To sum up, to avoid this pitfall, a quality Fake News dataset should have the following properties:
- The ground truth should be solid.
- It should cover many topics.
- It should include different authors and domains that publish articles.
I propose the creation of a fake news data evaluation framework. That framework can perform topic modeling and stylometric analysis to detect unbalanced datasets. A dataset with many data points that also gets a large score at this evaluation will better generalize in real-world (unseen) data.
A more Pragmatic Approach
There is a reason why Fake News is so easy to spread. Because it is so close to the “Real” News. Because news (as Fake News does) usually tries to exploit the sentiment of the reader. Provide her with enough negativity and lack of perspective, so that she will be in a constant loop of receiving updates, and give purpose to the papers. The burning issue is not fake news. It’s the news itself.

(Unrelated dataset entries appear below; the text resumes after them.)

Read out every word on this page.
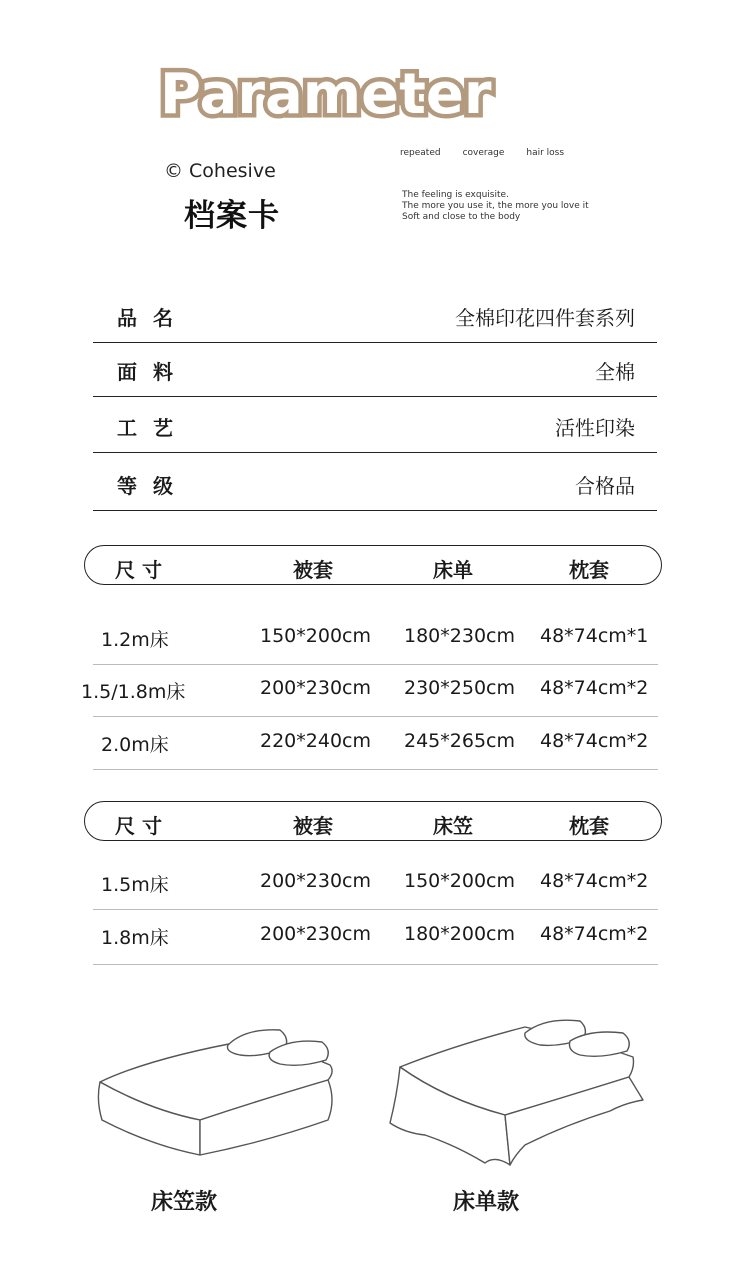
Parameter
© Cohesive
档案卡
repeated coverage hair loss
The feeling is exquisite.
The more you use it, the more you love it
Soft and close to the body
品名	全棉印花四件套系列
面料	全棉
工艺	活性印染
等级	合格品
尺 寸	被套	床单	枕套
1.2m床	150*200cm 180*230cm 48*74cm*1
1.5/1.8m床	200*230cm 230*250cm 48*74cm*2
2.0m床	220*240cm 245*265cm 48*74cm*2
尺 寸	被套	床笠	枕套
1.5m床	200*230cm 150*200cm 48*74cm*2
1.8m床	200*230cm 180*200cm 48*74cm*2
床笠款	床单款
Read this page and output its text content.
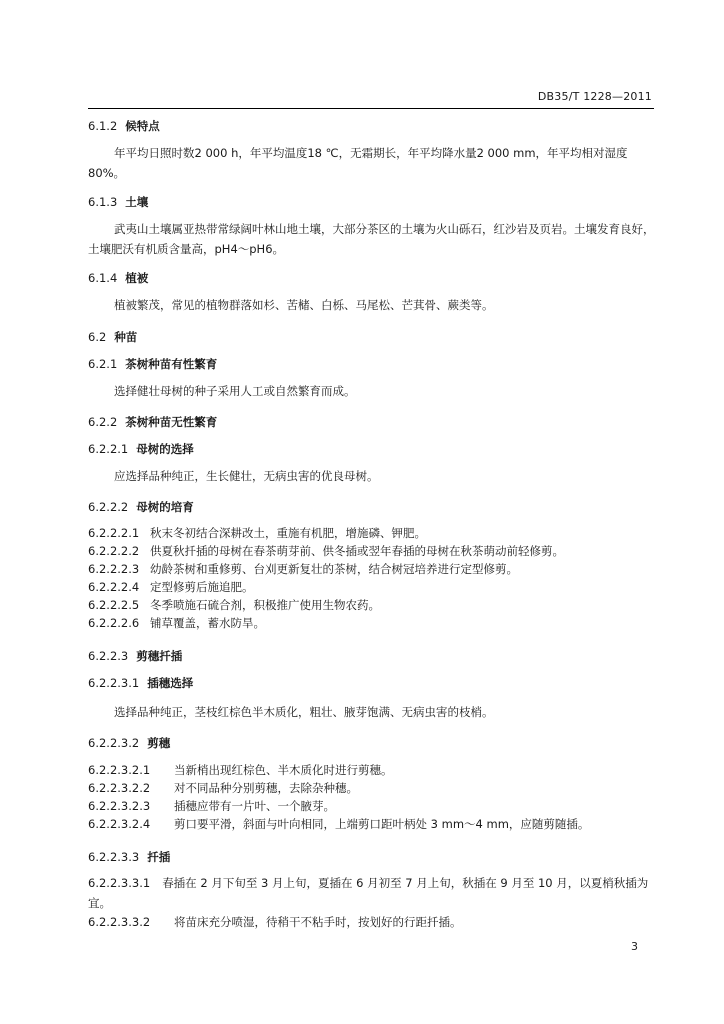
DB35/T 1228—2011
6.1.2 候特点
年平均日照时数2 000 h，年平均温度18 ℃，无霜期长，年平均降水量2 000 mm，年平均相对湿度80%。
6.1.3 土壤
武夷山土壤属亚热带常绿阔叶林山地土壤，大部分茶区的土壤为火山砾石，红沙岩及页岩。土壤发育良好，土壤肥沃有机质含量高，pH4～pH6。
6.1.4 植被
植被繁茂，常见的植物群落如杉、苦槠、白栎、马尾松、芒萁骨、蕨类等。
6.2 种苗
6.2.1 茶树种苗有性繁育
选择健壮母树的种子采用人工或自然繁育而成。
6.2.2 茶树种苗无性繁育
6.2.2.1 母树的选择
应选择品种纯正，生长健壮，无病虫害的优良母树。
6.2.2.2 母树的培育
6.2.2.2.1 秋末冬初结合深耕改土，重施有机肥，增施磷、钾肥。
6.2.2.2.2 供夏秋扦插的母树在春茶萌芽前、供冬插或翌年春插的母树在秋茶萌动前轻修剪。
6.2.2.2.3 幼龄茶树和重修剪、台刈更新复壮的茶树，结合树冠培养进行定型修剪。
6.2.2.2.4 定型修剪后施追肥。
6.2.2.2.5 冬季喷施石硫合剂，积极推广使用生物农药。
6.2.2.2.6 铺草覆盖，蓄水防旱。
6.2.2.3 剪穗扦插
6.2.2.3.1 插穗选择
选择品种纯正，茎枝红棕色半木质化，粗壮、腋芽饱满、无病虫害的枝梢。
6.2.2.3.2 剪穗
6.2.2.3.2.1 当新梢出现红棕色、半木质化时进行剪穗。
6.2.2.3.2.2 对不同品种分别剪穗，去除杂种穗。
6.2.2.3.2.3 插穗应带有一片叶、一个腋芽。
6.2.2.3.2.4 剪口要平滑，斜面与叶向相同，上端剪口距叶柄处 3 mm～4 mm，应随剪随插。
6.2.2.3.3 扦插
6.2.2.3.3.1 春插在 2 月下旬至 3 月上旬，夏插在 6 月初至 7 月上旬，秋插在 9 月至 10 月，以夏梢秋插为宜。
6.2.2.3.3.2 将苗床充分喷湿，待稍干不粘手时，按划好的行距扦插。
3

Fake news is usually a symptom of a deeper pathogen. It’s true that fake news is causing confusion. However, people who are confused end up embracing the fake news.
And this confusion is caused by the lack of transparency, by political inconsistencies, by the lies that are spread and the anger rising on the people’s heart.
Instead of using Artificial Intelligence just to find the “fake stories”, let’s use these tools to understand the underlying societal issues and the malfunctions of the news ecosystem.
References
- Natalie Nougayr’ede. In this age of propaganda, we must defend ourselves. here’s how — Natalie nougayr’ede, Jan 2018.
- A short guide to the history of ’fake news’ and disinformation, Jul 2018.
- Miriam Fernandez and Harith Alani. Online misinformation: Challenges and future directions.
- Fake news and cyber propaganda: The use and abuse of social media.
- Soroush Vosoughi, Deb Roy, and Sinan Aral. The spread of true and false news online. Science, 359(6380):1146–1151, 2018.
- Yochai Benkler, Robert Faris, and Hal Roberts. Network propaganda: Manipulation, disinformation, and radicalization in American politics. Oxford University Press, 2018
- Fatemeh Torabi Asr and Maite Taboada. Big data and quality data for fake news and misinformation detection. Big Data & Society, 6(1):2053951719843310, 2019.